Para enfatizar mis palabras, el avión da un bandazo violento y me tira hacia delante. Apenas consigo agarrarme a los asientos de los pilotos para intentar recuperar el equilibrio.
—He venido para ayudaros a aterrizar.
La mujer se ríe; es un sonido cargadísimo de escepticismo. Siendo sincera, probablemente yo también me reiría si una tirillas que se ha estrellado contra el panel de control asegurara que puede ayudar.
Ven a mí…, emperatriz…
La voz fantasmal me susurra en el oído y en la piel. El vello de los brazos se me pone de punta. Es una voz que tiene algo de seductora, pero en un sentido perverso.
—Mirad, me da igual cuánta experiencia tengáis entre los dos: os estáis enfrentando a fuerzas que sois incapaces de percibir y no vais a poder aterrizar este avión sin mi ayuda.
Me gustaría decir que mis palabras los motivan, pero la verdad es que ambos han vuelto a centrarse en pilotar el avión y la mujer le está hablando a su compañero de una línea de actuación que podría funcionar.
Vale.
Cierro los ojos y recupero el aliento mientras me centro en mi interior.
—Usa mi poder. Ignora mi dolor.
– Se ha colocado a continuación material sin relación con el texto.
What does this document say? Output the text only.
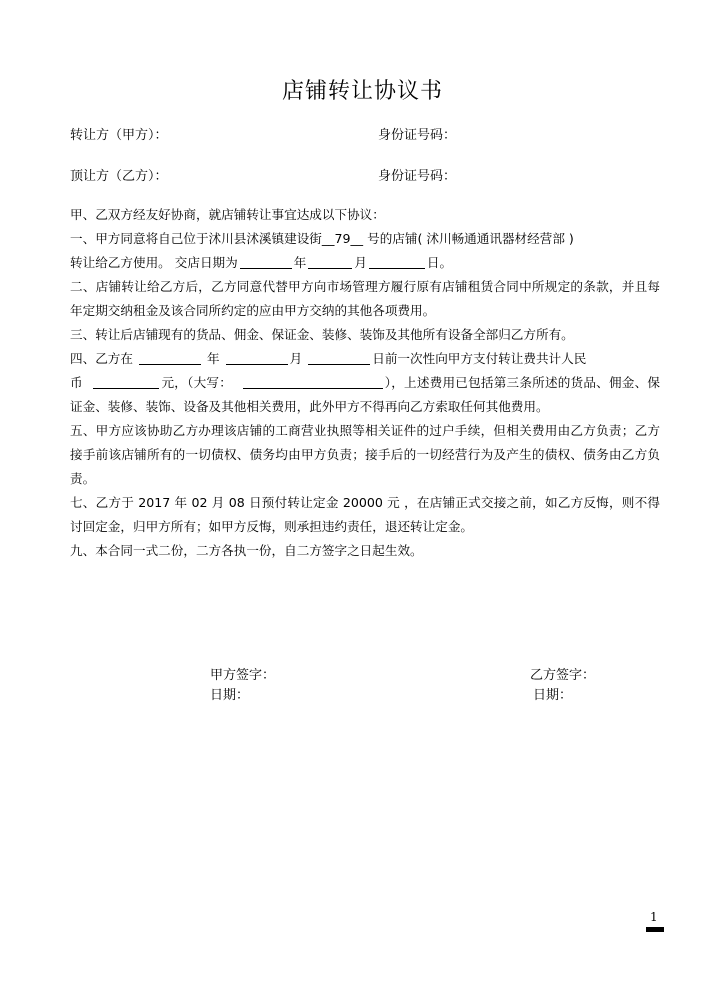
店铺转让协议书
转让方（甲方）：	身份证号码：
顶让方（乙方）：	身份证号码：

甲、乙双方经友好协商，就店铺转让事宜达成以下协议：

一、甲方同意将自己位于沭川县沭溪镇建设街__79__ 号的店铺( 沭川畅通通讯器材经营部 )
转让给乙方使用。 交店日期为	年	月	日。

二、店铺转让给乙方后，乙方同意代替甲方向市场管理方履行原有店铺租赁合同中所规定的条款，并且每年定期交纳租金及该合同所约定的应由甲方交纳的其他各项费用。

三、转让后店铺现有的货品、佣金、保证金、装修、装饰及其他所有设备全部归乙方所有。

四、乙方在	年	月	日前一次性向甲方支付转让费共计人民
币	元，（大写：	），上述费用已包括第三条所述的货品、佣金、保证金、装修、装饰、设备及其他相关费用，此外甲方不得再向乙方索取任何其他费用。

五、甲方应该协助乙方办理该店铺的工商营业执照等相关证件的过户手续，但相关费用由乙方负责；乙方接手前该店铺所有的一切债权、债务均由甲方负责；接手后的一切经营行为及产生的债权、债务由乙方负责。

七、乙方于 2017 年 02 月 08 日预付转让定金 20000 元 ，在店铺正式交接之前，如乙方反悔，则不得讨回定金，归甲方所有；如甲方反悔，则承担违约责任，退还转让定金。

九、本合同一式二份，二方各执一份，自二方签字之日起生效。

甲方签字：
日期：
乙方签字：
日期：
1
Con este conjuro, aterrizo el avión. —Entono la rima una y otra vez mientras mi poder lanza un destello y luego se extiende.
Cuando abro los ojos, veo por la ventana que la magia de color azul oscuro que enturbiaba la visión se está difuminando. En cuanto vislumbro lo que nos rodea, intento no gritar. Por debajo de nosotros, hay unas montañas onduladas y un mar de árboles y cada vez están más cerca.
«Ay, Diosa, vamos a morir.»
Respiro hondo y obligo a ese pérfido pensamiento a que se esfume.
Solo necesito ayudar a que el avión aterrice. No es imposible. Me vuelvo a concentrar en mi poder, dejo que se desate dentro de mí y sigo repitiendo el encantamiento.
Sale de mí a toda velocidad y se desliza hasta el vientre del avión. No consigo ver lo que está pasando, pero tengo la vaga sensación de presionar contra el suave metal del vehículo. Y luego noto que se ondula como si estuviera convirtiéndose en su propia corriente de aire. Demonios, a lo mejor es eso.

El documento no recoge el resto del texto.